Onun ardından söz alan aktör ve komedyen John Leguizamo, Hollywood'daki kariyerini “DEI kontenjanı” olarak nitelendirdi; D'nin çalışkanlık, E'nin mükemmellik ve I'nın hayal gücü için olduğunu söyledi.
Tarihsel olarak göz ardı edilen toplulukların temsilini artırmaya yönelik bir girişim olan DEI, “çeşitlilik, eşitlik ve kapsayıcılık” anlamına geliyor. Başkan Yardımcısı Kamala Harris, başkanlığa aday gösterilmesinden bu yana sağ kesim tarafından “DEI kontenjanından işe alınmakla” suçlanıyor.

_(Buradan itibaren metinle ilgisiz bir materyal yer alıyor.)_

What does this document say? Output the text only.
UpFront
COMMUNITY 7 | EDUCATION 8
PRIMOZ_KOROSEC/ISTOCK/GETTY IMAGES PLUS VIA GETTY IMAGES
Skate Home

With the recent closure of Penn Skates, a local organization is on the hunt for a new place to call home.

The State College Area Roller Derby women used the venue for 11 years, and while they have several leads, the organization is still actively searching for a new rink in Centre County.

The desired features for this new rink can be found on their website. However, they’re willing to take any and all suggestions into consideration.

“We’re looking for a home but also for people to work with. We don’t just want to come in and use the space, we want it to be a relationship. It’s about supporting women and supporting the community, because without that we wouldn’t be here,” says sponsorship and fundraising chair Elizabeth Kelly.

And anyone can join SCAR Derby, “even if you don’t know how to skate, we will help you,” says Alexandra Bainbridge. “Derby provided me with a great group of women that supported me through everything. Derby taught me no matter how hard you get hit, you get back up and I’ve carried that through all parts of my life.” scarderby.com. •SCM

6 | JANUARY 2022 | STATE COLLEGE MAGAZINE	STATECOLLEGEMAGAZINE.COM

“Bizim dışımızda herkes bizimle oynadı. Televizyonda bana benzeyen çok fazla insan görmedim” diyor Leguizamo çocukluğundan bahsederken.
“Siyah, Asyalı, Yahudi, Arap, LGBTQ+ ve engelli gibi dışlanmış gruplardan daha fazla hikâyeye ihtiyacımız var. Ve bu akşamki gösteri, sektörümüzün ilerleme kaydettiğinin bir kanıtıdır” diye ekledi.
Sunuculardan Meksikalı aktör Diego Luna da İspanyolca konuştu ve izleyicilere Amerika Birleşik Devletleri'nde 50 milyon kişinin bu dili konuştuğunu hatırlattı.
Ödül töreninin kapsayıcılık ve çeşitliliğe odaklanması, Governors Ödülü sahibi Greg Berlanti için de önemli bir unsurdu.
Governors Ödülü, “televizyon sanatına ve/veya bilimine derin, dönüşümsel ve uzun süreli katkılarda bulunan” bir kişi, şirket ya da kuruluşa veriliyor.
Aktör ve sunucu Joshua Jackson, “‘Dawson's Creek’ dizisinde televizyon tarihi yazıldı çünkü Greg, prime time'da iki genç arasında eşcinsel bir öpücük gösteren ilk yazar yapımcıydı ve bu 2000 yılında gerçekleşmişti, çok gurur duyduğumu hatırlıyorum” dedi.
Berlanti, 45'in üzerinde diziyle üretken bir program yapımcısı ve aynı anda televizyonda 20 senaryo dizisi ile rekor kırıyor.
Gecede “Hacks” “en iyi komedi dizisi” ödülüne, Christopher Storer, “The Bear” ile “en iyi komedi dizisi yönetmeni” ödülüne, “Slow Horses” dizisi “en iyi senaryo” ödülüne, Jean Smart, “Hacks” dizisindeki rolüyle “komedi dizilerinde en iyi kadın oyuncu” ödülüne, Avustralyalı oyuncu Elizabeth Debicki “The Crown” dizindeki rolüyle “drama dizilerinde en iyi yardımcı kadın oyuncu” ödülüne, Ebon Moss-Bachrach “The Bear” dizisiyle “komedi dizilerinde en iyi yardımcı erkek oyuncu” ödülüne, “Baby Reindeer” “en iyi mini dizi” ödülüne, bu dizideki rollüyle Richard Gadd “en iyi erkek oyuncu” ödülüne ve yine mini dizi dalında Jodie Foster “True Detective: Night Country” dizisiyle “en iyi kadın oyuncu” ödüllerine ulaştı.